One day, maybe eat summery porotos con riendas as a main, with brazo de reina for dessert and a colorful terremoto as a post-lunch drink (but not too much). You might find you are not that hungry because everyone forked through the papas doradas as soon as the photos were done. And they might have drunk some leche con frutilla early in the morning, and snuck a dobladita off the tray before packing them up.
After lunch, send out writer to local grocery store with photographs of missing ingredients.
Cut, chop, dice, grate, blend, sear, simmer, poach, sauté, boil, fry.
Jump back in horror and alarm when a half gallon of milk jumps out of the fridge smashing to the floor. Participate in group clean up effort and covert glances of relief (between photographer and writer) that it didn’t happen on their watch.
Send out writer to local grocery store for more milk.
Break for once, enjoying pan con palta (avocado toast) and kuchen de mora, and maybe some leftover turrón de vino from the day before.
Post once, review all recipes prepared and photographed that day for changes in ingredients, cooking method, pan size. Have writer read existing texts aloud, while cook and photographer brainstorm and opine.
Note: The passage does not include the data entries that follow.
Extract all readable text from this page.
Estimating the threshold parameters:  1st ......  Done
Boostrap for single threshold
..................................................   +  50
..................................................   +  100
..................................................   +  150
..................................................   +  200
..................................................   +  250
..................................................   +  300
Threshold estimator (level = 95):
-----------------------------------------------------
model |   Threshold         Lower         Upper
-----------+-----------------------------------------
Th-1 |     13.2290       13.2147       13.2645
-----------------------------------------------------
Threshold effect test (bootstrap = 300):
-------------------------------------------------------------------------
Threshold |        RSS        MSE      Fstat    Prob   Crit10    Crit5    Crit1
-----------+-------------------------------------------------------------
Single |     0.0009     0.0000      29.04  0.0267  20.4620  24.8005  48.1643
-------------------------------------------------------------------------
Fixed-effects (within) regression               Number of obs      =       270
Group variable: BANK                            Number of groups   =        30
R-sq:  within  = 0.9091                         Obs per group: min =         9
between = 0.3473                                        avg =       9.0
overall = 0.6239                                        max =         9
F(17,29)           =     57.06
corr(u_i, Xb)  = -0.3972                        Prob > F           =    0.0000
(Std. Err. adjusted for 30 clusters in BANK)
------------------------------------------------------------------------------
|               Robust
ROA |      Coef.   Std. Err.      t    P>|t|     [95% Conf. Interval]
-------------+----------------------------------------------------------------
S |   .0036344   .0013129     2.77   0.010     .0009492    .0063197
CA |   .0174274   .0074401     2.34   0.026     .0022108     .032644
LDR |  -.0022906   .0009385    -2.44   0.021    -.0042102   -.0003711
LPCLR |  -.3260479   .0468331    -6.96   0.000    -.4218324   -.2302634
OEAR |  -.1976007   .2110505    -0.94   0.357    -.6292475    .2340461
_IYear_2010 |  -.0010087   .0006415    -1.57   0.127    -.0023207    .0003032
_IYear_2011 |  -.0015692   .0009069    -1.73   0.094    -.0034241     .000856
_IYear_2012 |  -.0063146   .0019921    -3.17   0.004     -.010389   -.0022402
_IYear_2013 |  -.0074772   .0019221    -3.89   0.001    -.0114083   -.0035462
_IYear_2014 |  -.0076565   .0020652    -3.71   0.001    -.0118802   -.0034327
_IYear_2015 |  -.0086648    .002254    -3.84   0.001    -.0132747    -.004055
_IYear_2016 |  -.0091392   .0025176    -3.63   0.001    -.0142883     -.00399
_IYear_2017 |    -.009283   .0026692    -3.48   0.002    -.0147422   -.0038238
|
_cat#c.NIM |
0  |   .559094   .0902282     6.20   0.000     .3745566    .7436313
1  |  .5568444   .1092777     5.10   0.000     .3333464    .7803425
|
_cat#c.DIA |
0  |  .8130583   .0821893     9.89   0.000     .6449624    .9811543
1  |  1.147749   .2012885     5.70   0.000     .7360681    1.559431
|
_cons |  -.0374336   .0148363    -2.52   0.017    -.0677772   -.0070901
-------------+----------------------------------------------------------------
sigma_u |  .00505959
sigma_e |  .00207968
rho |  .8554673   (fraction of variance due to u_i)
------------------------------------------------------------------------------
Edit, restyle, rewrite.
After rewrites, talk about what’s on deck for the next day, at what point photographer and writer should go get the gigantic fresh salmon, packed in ice, on foot, as neither of them wants to drive the cook’s car.
Receive visitors to pack up leftovers for nearby Chilean friends and family.
Finish working around 10 PM.
Repeat for a total of eleven times.
Print out photos for all of the recipes, and tape them on the wall along the staircase to decide final recipe order. Marry everyone’s printed out notes onto one google doc.
Fly everyone home, and welcome family back to Houston home. Chef and writer keep working on the files (moving to OneDrive) at the request of the publisher. Submit manuscript eleven months after offer was first made.
Within two months, finish all edits, changes, corrections, proofreading, photo selection, photo placements. See page on Amazon for first time.
And now we wait for the book’s release in May, 2020.